# Variational Auto Encoder

In [1]:
import torch
import torch.nn as nn
import torch.nn.functional as F

In [3]:
class VAE(nn.Module):
    def __init__(self, latent_dim=20):
        super(VAE, self).__init__()
        # Encoder: conv layers or linear layers ending in hidden size
        self.fc1 = nn.Linear(784, 400)
        self.fc_mu = nn.Linear(400, latent_dim)
        self.fc_logvar = nn.Linear(400, latent_dim)
        # Decoder: linear layers from latent to output
        self.fc_dec1 = nn.Linear(latent_dim, 400)
        self.fc_dec2 = nn.Linear(400, 784)

    def encode(self, x):
        h = F.relu(self.fc1(x))
        mu = self.fc_mu(h)
        logvar = self.fc_logvar(h)
        return mu, logvar

    def reparameterize(self, mu, logvar):
        std = torch.exp(0.5 * logvar)      # standard deviation
        eps = torch.randn_like(std)        # sample epsilon ~ N(0,1)
        return mu + eps * std              # z ~ N(mu, sigma^2)

    def decode(self, z):
        h = F.relu(self.fc_dec1(z))
        x_recon = torch.sigmoid(self.fc_dec2(h))  # for Bernoulli output
        return x_recon

    def forward(self, x):
        mu, logvar = self.encode(x.view(-1, 784))
        z = self.reparameterize(mu, logvar)
        x_recon = self.decode(z)
        return x_recon, mu, logvar

In [None]:
model = VAE(latent_dim=20)
optimizer = torch.optim.Adam(model.parameters(), lr=1e-3)

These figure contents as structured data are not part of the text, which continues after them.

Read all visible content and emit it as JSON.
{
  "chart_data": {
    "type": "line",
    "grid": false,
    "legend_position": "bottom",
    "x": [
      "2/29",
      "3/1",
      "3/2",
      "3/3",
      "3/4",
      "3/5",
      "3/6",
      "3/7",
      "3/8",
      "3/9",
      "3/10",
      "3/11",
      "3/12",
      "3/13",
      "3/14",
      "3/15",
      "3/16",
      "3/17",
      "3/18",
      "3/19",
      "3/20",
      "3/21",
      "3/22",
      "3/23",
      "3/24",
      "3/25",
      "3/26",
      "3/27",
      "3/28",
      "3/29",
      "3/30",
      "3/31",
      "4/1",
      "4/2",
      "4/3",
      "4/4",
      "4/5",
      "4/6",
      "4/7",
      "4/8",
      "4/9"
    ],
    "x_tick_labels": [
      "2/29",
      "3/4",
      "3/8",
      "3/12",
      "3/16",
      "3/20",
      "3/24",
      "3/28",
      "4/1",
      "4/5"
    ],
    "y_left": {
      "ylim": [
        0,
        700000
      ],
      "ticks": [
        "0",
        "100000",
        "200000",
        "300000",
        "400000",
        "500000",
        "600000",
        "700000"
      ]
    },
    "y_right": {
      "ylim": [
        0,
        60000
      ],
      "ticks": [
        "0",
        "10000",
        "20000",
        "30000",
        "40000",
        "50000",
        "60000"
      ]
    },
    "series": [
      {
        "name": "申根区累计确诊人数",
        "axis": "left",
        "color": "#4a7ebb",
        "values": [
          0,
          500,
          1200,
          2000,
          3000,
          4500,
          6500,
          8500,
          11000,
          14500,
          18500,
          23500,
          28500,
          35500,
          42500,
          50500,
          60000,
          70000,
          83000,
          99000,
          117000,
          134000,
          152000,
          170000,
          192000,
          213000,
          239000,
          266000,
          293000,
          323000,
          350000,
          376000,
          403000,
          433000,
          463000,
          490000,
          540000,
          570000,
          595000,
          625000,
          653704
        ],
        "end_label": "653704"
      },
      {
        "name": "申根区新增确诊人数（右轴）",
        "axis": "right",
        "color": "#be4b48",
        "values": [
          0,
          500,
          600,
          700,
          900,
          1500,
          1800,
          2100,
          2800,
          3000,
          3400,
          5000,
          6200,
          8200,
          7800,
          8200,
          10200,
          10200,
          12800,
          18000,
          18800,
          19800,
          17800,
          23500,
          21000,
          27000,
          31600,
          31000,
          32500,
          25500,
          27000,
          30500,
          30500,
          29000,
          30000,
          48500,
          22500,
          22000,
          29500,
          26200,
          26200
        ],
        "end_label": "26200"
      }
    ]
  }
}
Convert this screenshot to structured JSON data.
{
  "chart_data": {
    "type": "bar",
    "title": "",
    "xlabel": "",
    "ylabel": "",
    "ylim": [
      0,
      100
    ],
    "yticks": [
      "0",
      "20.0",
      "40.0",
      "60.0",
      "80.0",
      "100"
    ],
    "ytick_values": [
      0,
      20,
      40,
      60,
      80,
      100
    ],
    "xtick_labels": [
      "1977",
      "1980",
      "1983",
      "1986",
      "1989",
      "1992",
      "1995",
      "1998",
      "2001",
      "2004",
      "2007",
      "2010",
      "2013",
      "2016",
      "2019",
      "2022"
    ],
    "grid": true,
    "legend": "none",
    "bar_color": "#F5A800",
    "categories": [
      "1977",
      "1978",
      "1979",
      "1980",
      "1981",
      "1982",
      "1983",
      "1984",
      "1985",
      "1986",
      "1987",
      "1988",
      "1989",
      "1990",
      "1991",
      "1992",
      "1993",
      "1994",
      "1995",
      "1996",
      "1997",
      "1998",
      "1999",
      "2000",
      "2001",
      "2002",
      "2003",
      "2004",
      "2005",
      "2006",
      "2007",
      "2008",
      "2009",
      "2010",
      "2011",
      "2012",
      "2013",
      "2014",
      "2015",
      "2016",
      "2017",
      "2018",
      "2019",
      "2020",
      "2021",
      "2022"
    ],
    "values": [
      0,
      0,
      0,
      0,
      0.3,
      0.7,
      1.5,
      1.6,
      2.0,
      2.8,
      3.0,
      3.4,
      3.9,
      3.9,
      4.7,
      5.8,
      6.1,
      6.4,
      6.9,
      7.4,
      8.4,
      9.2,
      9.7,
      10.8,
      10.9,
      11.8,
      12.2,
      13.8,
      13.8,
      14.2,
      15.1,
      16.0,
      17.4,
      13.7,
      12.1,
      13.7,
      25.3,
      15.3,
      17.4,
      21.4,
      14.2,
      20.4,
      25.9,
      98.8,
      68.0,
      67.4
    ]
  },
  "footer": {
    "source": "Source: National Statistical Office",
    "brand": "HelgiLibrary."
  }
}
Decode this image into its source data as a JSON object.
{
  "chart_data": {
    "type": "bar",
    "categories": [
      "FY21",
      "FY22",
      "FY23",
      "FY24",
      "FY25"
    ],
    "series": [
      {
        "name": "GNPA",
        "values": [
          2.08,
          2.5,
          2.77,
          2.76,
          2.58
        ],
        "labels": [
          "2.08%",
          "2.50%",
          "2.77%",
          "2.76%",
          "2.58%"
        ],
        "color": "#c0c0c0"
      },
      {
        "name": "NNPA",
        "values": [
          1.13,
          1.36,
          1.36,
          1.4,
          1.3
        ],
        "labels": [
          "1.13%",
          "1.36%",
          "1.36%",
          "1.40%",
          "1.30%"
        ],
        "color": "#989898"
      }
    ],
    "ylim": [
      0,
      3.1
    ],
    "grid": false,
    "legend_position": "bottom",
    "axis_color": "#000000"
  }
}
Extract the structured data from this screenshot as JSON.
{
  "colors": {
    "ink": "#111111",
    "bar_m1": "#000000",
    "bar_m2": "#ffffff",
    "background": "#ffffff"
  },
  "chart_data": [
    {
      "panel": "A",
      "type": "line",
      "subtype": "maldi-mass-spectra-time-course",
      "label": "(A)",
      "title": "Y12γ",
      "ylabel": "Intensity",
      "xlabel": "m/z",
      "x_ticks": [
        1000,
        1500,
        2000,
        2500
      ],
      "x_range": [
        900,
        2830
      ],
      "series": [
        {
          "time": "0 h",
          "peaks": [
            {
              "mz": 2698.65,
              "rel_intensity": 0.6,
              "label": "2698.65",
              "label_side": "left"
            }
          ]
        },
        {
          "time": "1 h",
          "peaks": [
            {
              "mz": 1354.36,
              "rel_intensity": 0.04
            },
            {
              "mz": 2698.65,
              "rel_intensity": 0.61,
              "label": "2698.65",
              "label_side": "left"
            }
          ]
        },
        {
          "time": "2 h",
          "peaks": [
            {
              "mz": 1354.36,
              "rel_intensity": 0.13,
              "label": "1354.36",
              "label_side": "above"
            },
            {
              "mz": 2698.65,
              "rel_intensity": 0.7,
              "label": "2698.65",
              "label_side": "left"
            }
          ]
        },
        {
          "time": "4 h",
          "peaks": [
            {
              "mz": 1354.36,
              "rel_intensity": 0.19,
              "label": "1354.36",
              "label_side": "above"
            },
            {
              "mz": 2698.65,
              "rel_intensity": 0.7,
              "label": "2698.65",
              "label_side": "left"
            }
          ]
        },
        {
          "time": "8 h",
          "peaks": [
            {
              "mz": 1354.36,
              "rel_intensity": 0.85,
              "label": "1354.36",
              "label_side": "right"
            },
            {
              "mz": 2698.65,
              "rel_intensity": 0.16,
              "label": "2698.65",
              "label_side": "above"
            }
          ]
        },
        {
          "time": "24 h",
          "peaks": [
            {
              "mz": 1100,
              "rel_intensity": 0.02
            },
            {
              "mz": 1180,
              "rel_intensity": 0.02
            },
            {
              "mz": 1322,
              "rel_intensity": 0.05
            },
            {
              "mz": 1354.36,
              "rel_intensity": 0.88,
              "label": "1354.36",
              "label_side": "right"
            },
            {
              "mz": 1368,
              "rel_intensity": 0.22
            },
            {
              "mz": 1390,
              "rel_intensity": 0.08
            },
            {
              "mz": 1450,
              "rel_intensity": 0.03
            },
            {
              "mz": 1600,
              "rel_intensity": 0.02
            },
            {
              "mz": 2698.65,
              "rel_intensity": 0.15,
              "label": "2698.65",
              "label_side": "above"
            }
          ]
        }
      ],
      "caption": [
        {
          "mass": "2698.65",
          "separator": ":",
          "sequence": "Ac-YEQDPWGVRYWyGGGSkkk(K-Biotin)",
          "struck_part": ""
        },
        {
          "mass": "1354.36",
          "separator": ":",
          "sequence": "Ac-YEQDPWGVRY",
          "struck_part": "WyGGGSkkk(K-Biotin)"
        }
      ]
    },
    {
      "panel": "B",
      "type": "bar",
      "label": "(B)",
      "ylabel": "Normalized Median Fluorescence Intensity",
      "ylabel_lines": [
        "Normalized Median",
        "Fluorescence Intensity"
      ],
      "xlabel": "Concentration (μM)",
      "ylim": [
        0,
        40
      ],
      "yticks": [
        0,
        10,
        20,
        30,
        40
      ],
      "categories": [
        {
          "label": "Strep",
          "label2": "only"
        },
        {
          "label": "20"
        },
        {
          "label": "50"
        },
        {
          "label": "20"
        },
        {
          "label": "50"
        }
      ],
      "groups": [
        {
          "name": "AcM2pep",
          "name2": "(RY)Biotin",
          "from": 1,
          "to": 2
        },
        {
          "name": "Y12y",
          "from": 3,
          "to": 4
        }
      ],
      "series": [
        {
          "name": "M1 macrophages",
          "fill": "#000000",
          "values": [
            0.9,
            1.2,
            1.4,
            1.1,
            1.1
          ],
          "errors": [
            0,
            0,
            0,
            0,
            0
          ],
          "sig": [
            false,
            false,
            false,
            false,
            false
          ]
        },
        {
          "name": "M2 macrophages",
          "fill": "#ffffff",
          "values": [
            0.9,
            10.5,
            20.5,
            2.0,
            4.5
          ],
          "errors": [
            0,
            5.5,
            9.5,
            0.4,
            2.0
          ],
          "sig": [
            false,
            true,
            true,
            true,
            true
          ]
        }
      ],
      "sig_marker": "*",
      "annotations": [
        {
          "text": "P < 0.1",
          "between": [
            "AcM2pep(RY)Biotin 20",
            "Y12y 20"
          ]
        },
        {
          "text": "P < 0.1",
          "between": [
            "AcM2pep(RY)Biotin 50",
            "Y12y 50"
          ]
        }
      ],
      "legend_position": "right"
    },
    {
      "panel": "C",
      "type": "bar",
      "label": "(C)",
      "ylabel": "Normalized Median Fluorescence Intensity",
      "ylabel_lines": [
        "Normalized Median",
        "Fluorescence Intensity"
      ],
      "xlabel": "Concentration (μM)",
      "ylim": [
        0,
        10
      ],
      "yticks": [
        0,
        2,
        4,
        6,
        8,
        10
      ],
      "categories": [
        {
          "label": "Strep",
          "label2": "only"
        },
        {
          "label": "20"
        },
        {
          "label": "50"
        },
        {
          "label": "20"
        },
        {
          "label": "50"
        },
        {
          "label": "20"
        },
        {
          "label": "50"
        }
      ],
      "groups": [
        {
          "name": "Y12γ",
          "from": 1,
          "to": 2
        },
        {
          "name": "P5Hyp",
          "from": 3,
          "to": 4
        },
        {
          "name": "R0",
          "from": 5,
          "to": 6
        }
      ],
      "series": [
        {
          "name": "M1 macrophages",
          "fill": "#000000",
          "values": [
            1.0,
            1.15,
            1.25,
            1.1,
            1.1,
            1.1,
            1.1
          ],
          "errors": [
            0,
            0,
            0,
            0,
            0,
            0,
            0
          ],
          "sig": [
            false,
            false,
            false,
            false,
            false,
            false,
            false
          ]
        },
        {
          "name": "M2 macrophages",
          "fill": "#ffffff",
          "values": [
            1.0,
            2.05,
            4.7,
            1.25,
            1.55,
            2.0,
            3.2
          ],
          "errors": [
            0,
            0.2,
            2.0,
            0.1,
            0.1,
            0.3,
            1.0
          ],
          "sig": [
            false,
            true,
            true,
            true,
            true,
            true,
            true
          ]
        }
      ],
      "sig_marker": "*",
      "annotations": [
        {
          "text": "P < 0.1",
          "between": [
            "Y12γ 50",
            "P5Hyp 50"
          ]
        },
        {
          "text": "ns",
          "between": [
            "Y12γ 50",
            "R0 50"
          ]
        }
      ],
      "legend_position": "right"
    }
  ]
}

for batch in data_loader:    # iterate minibatches
    x = batch.to(device)     # x shape: [batch, 1, 28, 28]
    optimizer.zero_grad()
    x_recon, mu, logvar = model(x)
    # Reconstruction loss (Bernoulli cross-entropy per pixel)
    recon_loss = F.binary_cross_entropy(x_recon, x.view(-1,784), reduction='sum')
    # KL divergence loss for q(z|x) vs p(z)=N(0,1)
    kl_loss = -0.5 * torch.sum(1 + logvar - mu.pow(2) - logvar.exp())
    loss = recon_loss + kl_loss
    loss.backward()
    optimizer.step()